As described above, according to the present invention, by using SBR having a high interaction with carbon black as a polymer and using a combination of highly active carbon black, excellent fuel economy and wear resistance Thus, a rubber composition suitable for treads of pneumatic tires for all seasons, which simultaneously satisfies braking performance on wet road surfaces and snow / ice road surfaces, can be obtained.

Claims (1)

(57) [Claims] (1) 20 to 80 parts by weight of natural rubber and / or polyisoprene rubber, and the amount of bound styrene is 10 to 30% by weight.

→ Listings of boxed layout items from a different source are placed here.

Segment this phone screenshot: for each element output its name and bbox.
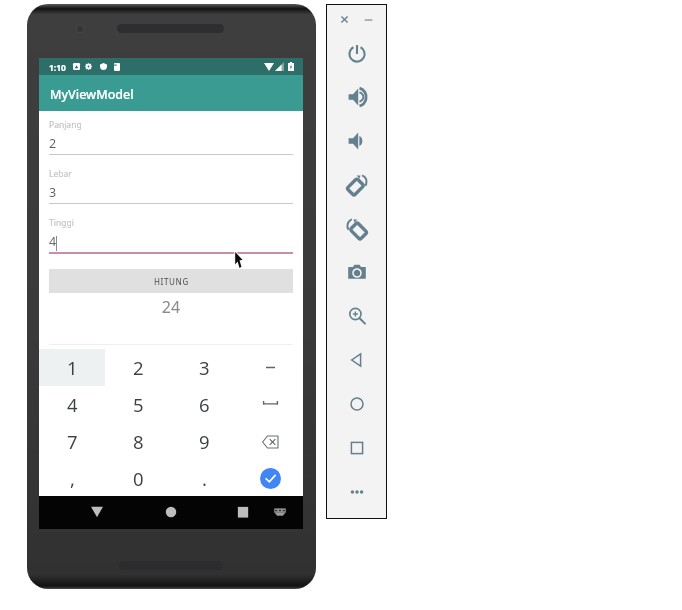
- staticText: MyViewModel: [50, 86, 134, 103]
- button[interactable]: Minimize: [363, 14, 374, 25]
- staticText: .: [202, 466, 207, 491]
- button[interactable]: Close: [339, 14, 350, 25]
- staticText: 5: [133, 392, 144, 417]
- button[interactable]: Back: [88, 503, 106, 521]
- button[interactable]: dash: [237, 349, 303, 386]
- button[interactable]: 6: [171, 386, 237, 423]
- staticText: 2: [49, 135, 57, 152]
- button[interactable]: Home: [344, 391, 370, 417]
- staticText: 9: [199, 429, 210, 454]
- staticText: Lebar: [49, 168, 72, 180]
- button[interactable]: Home: [162, 503, 180, 521]
- staticText: 0: [133, 466, 144, 491]
- staticText: 4: [49, 233, 57, 250]
- button[interactable]: 4: [39, 386, 105, 423]
- staticText: Panjang: [49, 119, 82, 131]
- button[interactable]: Volume down: [344, 128, 370, 154]
- staticText: HITUNG: [154, 276, 189, 287]
- staticText: 3: [49, 184, 57, 201]
- button[interactable]: 0: [105, 460, 171, 497]
- staticText: Tinggi: [49, 217, 74, 229]
- button[interactable]: 7: [39, 423, 105, 460]
- button[interactable]: 2: [105, 349, 171, 386]
- button[interactable]: 3: [171, 349, 237, 386]
- button[interactable]: Volume up: [344, 84, 370, 110]
- button[interactable]: Zoom: [344, 303, 370, 329]
- staticText: 4: [67, 392, 78, 417]
- button[interactable]: space: [237, 386, 303, 423]
- button[interactable]: 8: [105, 423, 171, 460]
- staticText: 1: [67, 355, 78, 380]
- button[interactable]: Recents: [234, 503, 252, 521]
- staticText: ,: [70, 466, 75, 491]
- staticText: 2: [133, 355, 144, 380]
- button[interactable]: 5: [105, 386, 171, 423]
- button[interactable]: 9: [171, 423, 237, 460]
- button[interactable]: Rotate left: [344, 172, 370, 198]
- button[interactable]: Overview: [344, 435, 370, 461]
- button[interactable]: Power: [344, 40, 370, 66]
- button[interactable]: period: [171, 460, 237, 497]
- button[interactable]: Rotate right: [344, 216, 370, 242]
- button[interactable]: 1: [39, 349, 105, 386]
- staticText: 24: [39, 296, 303, 318]
- button[interactable]: HITUNG: [49, 269, 293, 293]
- staticText: 3: [199, 355, 210, 380]
- button[interactable]: done: [237, 460, 303, 497]
- staticText: 6: [199, 392, 210, 417]
- button[interactable]: Screenshot: [344, 259, 370, 285]
- button[interactable]: backspace: [237, 423, 303, 460]
- button[interactable]: Back: [344, 347, 370, 373]
- staticText: 7: [67, 429, 78, 454]
- staticText: 1:10: [49, 62, 66, 74]
- button[interactable]: comma: [39, 460, 105, 497]
- button[interactable]: Switch keyboard: [271, 503, 289, 521]
- staticText: 8: [133, 429, 144, 454]
- button[interactable]: More: [344, 479, 370, 505]
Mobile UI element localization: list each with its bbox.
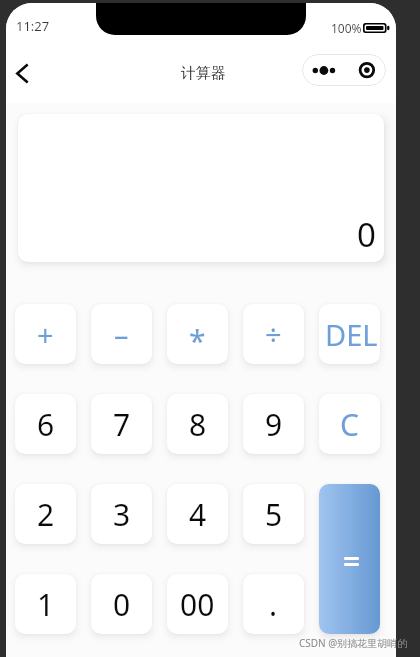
staticText: 6 <box>37 404 55 445</box>
staticText: . <box>269 584 278 625</box>
button[interactable]: 8 <box>167 394 228 454</box>
button[interactable]: 7 <box>91 394 152 454</box>
button[interactable]: 0 <box>91 574 152 634</box>
button[interactable]: + <box>15 304 76 364</box>
staticText: 5 <box>265 494 283 535</box>
staticText: ÷ <box>265 315 282 354</box>
staticText: 100% <box>331 20 362 36</box>
staticText: 0 <box>357 212 376 257</box>
staticText: * <box>189 320 206 361</box>
button[interactable]: – <box>91 304 152 364</box>
button[interactable]: ÷ <box>243 304 304 364</box>
staticText: 0 <box>113 584 131 625</box>
button[interactable]: 3 <box>91 484 152 544</box>
staticText: 1 <box>37 584 55 625</box>
staticText: DEL <box>325 315 378 354</box>
button[interactable]: * <box>167 304 228 364</box>
staticText: C <box>340 404 359 445</box>
staticText: 3 <box>113 494 131 535</box>
button[interactable]: 1 <box>15 574 76 634</box>
button[interactable]: 6 <box>15 394 76 454</box>
staticText: 00 <box>180 584 215 625</box>
staticText: + <box>37 315 54 354</box>
button[interactable]: 2 <box>15 484 76 544</box>
button[interactable]: 4 <box>167 484 228 544</box>
button[interactable]: 9 <box>243 394 304 454</box>
staticText: – <box>114 315 129 354</box>
button[interactable]: C <box>319 394 380 454</box>
button[interactable]: 5 <box>243 484 304 544</box>
staticText: CSDN @别搞花里胡哨的 <box>299 636 408 650</box>
button[interactable]: DEL <box>319 304 380 364</box>
staticText: 9 <box>265 404 283 445</box>
staticText: 8 <box>189 404 207 445</box>
staticText: 4 <box>189 494 207 535</box>
button[interactable]: 00 <box>167 574 228 634</box>
button[interactable]: More options <box>302 54 386 86</box>
staticText: 7 <box>113 404 131 445</box>
button[interactable]: Back <box>6 53 41 93</box>
staticText: 2 <box>37 494 55 535</box>
staticText: 11:27 <box>16 17 50 35</box>
staticText: 计算器 <box>181 64 226 83</box>
button[interactable]: . <box>243 574 304 634</box>
button[interactable]: Equals <box>319 484 380 634</box>
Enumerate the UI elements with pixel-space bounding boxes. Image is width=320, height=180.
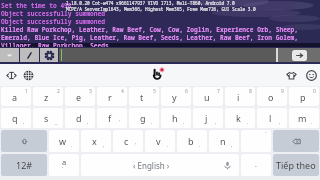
button[interactable]: k (225, 108, 255, 128)
staticText: f (108, 112, 112, 124)
staticText: ' (119, 119, 121, 126)
staticText: g (140, 112, 146, 124)
staticText: z (44, 91, 49, 103)
staticText: s (44, 112, 49, 124)
staticText: Set the time to 498 (1, 1, 72, 9)
button[interactable]: g (129, 108, 159, 128)
button[interactable]: c (113, 130, 143, 152)
staticText: ' (135, 142, 137, 149)
button[interactable]: h (161, 108, 191, 128)
button[interactable]: a (49, 154, 79, 176)
button[interactable]: b (177, 130, 207, 152)
staticText: 9 (281, 88, 284, 95)
staticText: 1.18.0.20 Cot-w474 x966114793? VIVO 1713… (66, 0, 235, 6)
staticText: . (167, 142, 169, 149)
staticText: 12# (16, 159, 33, 171)
button[interactable]: f (97, 108, 127, 128)
button[interactable]: a (1, 87, 31, 106)
staticText: 6 (185, 88, 188, 95)
button[interactable]: Shift (1, 130, 47, 152)
button[interactable]: s (33, 108, 63, 128)
button[interactable] (59, 48, 276, 62)
button[interactable]: Backspace (273, 130, 319, 152)
staticText: v (156, 135, 161, 147)
button[interactable]: Emoji (303, 67, 319, 83)
staticText: r (108, 91, 112, 103)
staticText: a (62, 157, 67, 167)
staticText: , (231, 142, 233, 149)
staticText: Tiếp theo (276, 159, 316, 171)
button[interactable]: v (145, 130, 175, 152)
staticText: ‹ English › (133, 160, 170, 171)
button[interactable]: l (257, 108, 287, 128)
staticText: 2 (57, 88, 60, 95)
staticText: m (298, 112, 307, 124)
staticText: t (140, 91, 144, 103)
staticText: j (205, 112, 208, 124)
staticText: . (255, 160, 257, 170)
button[interactable]: Change language (20, 67, 36, 83)
staticText: e (76, 91, 82, 103)
staticText: . (183, 119, 185, 126)
button[interactable]: Theme (283, 67, 299, 83)
staticText: 5 (153, 88, 156, 95)
staticText: i (237, 91, 240, 103)
staticText: u (204, 91, 210, 103)
button[interactable]: Settings (40, 48, 58, 62)
button[interactable]: Move cursor (3, 67, 19, 83)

Wherein the butadiene moiety has a 1,2-vinyl bond content of 10 to 80%
Containing 80 to 20 parts by weight of a styrene-butadiene copolymer rubber, and a total of 100 parts by weight of the rubber component, and the styrene-butadiene copolymer rubber has the following formula in a molecular chain terminal or in a molecular chain: (2) As reinforcing agents, IA = 60 to 70, N ₂ SA / IA = 1.22 to
1. A rubber composition for a tread, comprising 30 to 80 parts by weight of carbon black having a ΔD ₅₀ (Dst) of 70 to 130 mμ per 100 parts by weight of a raw rubber.